The thermal budget of something like that would be bananas I would think.

It needn't all happen at once. Memory talking to memory is still subject to bandwidth limits. It would take time, but not CPU, and it should run faster than a CPU could do it.

That would be pretty awesome if a compiler could infer the lifetimes of (some) objects. It would especially help for paradigm that involve a lot of short-term allocations, like FP.

Anyone have some info about how the Vega from Azul did gc acceleration? Came up in a discussion awhile back and we couldn't seem to find any technical details.

Mainly boils down to write barriers with interesting semantics, and an MMU that let's you in user space update a subset of the permissions without a transition to user space so you can quickly mark pages as "under GC migration" and know you'll get traps if another thread/core tries to modify the references on that page out from under you.

I touch on it here: https://news.ycombinator.com/item?id=19650813 which includes a link to their paper on it.

Would CPU support for tagged memory make this easier?

"Those who don't know Lisp Machines are doomed to reinvent them, poorly."

Eh, this is pretty different than Lisp Machines of old.

Most of the minicomputers they we're competing with were more or less true von Neumann architectures without caches. That meant that one those systems the I fetch of the interpreter itself was constantly competing for memory bandwidth with the actual Lisp code it's interpreting and it's data. By pushing the interpreter into microcode, you've created a Harvard arch where the interpreter can fetch out of uCode entirely and not pollute the main system bus. IMO this is why Lisp machines dies off coinciding with the usage of caches (particularly I caches) in those kinds of computers. At that point the hot path of the interpreter can totally live in I cache, so it's not polluting system bandwidth the same way anymore, and now the biggest reason in favor of a dedicated lisp machine is moot.

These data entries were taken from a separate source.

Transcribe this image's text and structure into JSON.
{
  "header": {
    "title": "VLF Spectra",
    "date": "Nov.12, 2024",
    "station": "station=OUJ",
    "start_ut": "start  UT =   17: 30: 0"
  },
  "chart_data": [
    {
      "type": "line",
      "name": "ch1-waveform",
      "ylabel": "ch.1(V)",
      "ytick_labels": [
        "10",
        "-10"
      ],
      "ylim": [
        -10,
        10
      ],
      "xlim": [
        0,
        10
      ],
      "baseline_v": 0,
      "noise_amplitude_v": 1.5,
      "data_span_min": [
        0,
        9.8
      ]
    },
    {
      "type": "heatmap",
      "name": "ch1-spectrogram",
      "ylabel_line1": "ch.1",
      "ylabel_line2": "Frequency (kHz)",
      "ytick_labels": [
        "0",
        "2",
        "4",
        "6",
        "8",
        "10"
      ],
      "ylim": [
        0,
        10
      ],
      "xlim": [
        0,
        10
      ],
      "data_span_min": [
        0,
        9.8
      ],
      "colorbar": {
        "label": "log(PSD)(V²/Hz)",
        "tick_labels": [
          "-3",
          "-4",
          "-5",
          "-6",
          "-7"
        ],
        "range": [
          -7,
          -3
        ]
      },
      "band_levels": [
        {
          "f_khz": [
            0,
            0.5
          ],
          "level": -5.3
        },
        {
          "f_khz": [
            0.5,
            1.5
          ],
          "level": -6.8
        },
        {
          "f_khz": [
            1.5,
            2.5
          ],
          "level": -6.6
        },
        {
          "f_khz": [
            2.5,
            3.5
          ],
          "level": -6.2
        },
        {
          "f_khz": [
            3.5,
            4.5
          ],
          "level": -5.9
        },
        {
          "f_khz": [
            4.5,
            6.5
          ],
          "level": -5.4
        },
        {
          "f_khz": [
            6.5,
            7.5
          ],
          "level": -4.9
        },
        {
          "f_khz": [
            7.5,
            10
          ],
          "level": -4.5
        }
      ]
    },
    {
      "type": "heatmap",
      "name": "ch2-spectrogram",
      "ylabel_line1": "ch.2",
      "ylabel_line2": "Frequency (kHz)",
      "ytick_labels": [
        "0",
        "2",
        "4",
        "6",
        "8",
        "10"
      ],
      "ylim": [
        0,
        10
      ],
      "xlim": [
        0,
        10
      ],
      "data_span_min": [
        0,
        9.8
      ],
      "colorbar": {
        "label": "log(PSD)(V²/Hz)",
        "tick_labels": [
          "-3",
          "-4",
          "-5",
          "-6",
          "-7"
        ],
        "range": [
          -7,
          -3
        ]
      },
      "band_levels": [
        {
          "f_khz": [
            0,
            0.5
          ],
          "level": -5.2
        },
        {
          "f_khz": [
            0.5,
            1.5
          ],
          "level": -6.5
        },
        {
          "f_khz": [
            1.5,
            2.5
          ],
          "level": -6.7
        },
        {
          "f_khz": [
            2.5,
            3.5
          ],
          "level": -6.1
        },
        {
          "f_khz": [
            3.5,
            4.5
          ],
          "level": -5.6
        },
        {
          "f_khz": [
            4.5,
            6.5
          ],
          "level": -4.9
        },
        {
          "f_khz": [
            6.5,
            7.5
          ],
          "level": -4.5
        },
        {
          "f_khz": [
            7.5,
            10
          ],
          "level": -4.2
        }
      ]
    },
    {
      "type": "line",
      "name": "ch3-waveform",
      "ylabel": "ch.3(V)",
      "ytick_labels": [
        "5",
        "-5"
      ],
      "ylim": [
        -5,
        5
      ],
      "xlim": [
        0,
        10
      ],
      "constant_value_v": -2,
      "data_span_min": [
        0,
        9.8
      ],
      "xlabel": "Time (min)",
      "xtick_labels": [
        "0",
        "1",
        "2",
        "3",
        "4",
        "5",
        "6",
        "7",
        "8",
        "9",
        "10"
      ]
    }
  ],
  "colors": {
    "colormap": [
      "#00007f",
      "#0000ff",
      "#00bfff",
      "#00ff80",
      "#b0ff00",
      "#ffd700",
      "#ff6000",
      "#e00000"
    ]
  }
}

This work in the article is actually really cool and goes way beyond any lisp machines by off loading GC to another independent unit that runs in parallel to the main CPU, interleaving into the regular system memory bandwidth in a clean way.


Why don't you provide some comments on how Lisp machines implemented GC acceleration, and how the approach outlined in this paper is worse? Go...

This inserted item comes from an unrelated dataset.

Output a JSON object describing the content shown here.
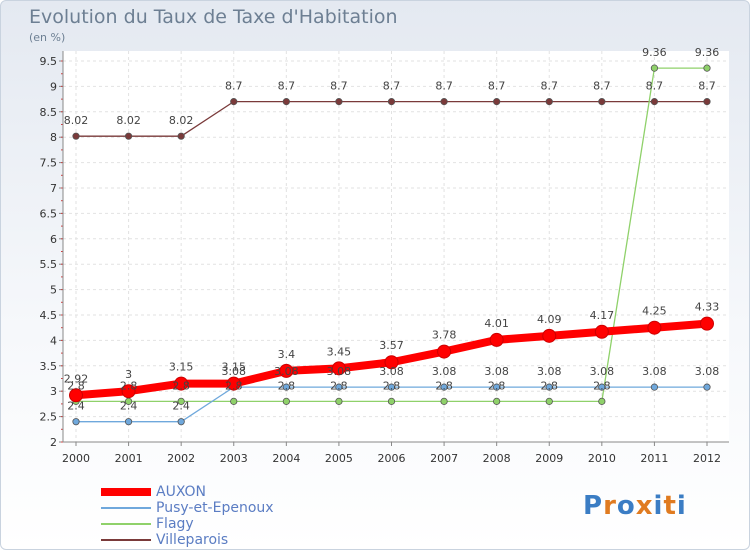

Memory allocation management should not be a big deal, and it is not the kind of problem that can easily be solved at the language level.

Correct memory management needs information on the allocation context, in some cases, it can be handled automatically by a framework (like a game engine) or manually by the coder, but it is really cumbersome to force this into the language...

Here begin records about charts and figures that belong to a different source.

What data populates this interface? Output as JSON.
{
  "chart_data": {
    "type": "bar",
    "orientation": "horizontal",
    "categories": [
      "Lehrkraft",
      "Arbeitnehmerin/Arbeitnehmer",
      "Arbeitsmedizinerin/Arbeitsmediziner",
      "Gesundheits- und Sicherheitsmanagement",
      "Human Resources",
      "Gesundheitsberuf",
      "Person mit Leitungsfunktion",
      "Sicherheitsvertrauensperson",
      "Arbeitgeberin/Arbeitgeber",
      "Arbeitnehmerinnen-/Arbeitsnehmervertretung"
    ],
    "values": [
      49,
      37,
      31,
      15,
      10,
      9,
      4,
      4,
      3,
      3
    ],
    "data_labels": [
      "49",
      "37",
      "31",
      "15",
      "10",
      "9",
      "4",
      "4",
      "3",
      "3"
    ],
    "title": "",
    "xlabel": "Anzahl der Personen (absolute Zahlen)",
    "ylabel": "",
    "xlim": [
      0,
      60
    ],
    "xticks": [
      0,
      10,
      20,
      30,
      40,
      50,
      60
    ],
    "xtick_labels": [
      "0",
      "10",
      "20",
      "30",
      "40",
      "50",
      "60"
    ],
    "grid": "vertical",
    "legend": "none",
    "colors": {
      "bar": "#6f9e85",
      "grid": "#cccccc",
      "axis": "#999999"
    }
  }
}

In my opinion, garbage collection is a bane.


Functional programming can’t really exist in any meaningful way without GC. If you’re not a FP developer, it’s easy to think that memory allocation falls into two categories: a) short-term objects that can be allocated on the stack, or b) long-term objects that the lifetime of can be tracked easily. But with FP a lot of short-term garbage is created that isn’t known at runtime, thus necessitating GC.

I program professionally in Scala and without GC, the paradigm of strong FP would be (almost) impossible. Fortunately, the JVM handles this pretty exceptionally.

I think a GC in hardware is a fantastic idea and hope Intel and others incorporate it into x86-64. I don’t know how practical this is as I’m not a hardware guy, but a hyper-efficient pauseless concurrent GC that could keep garbage out of the cache sounds like a massive win in my book.


> that isn’t known at runtime

Typo: s/runtime/compile time

Also, this isn't particular to FP; every style of programming requires dynamic memory management for real-world programs (modulo pedantry about embedded programming).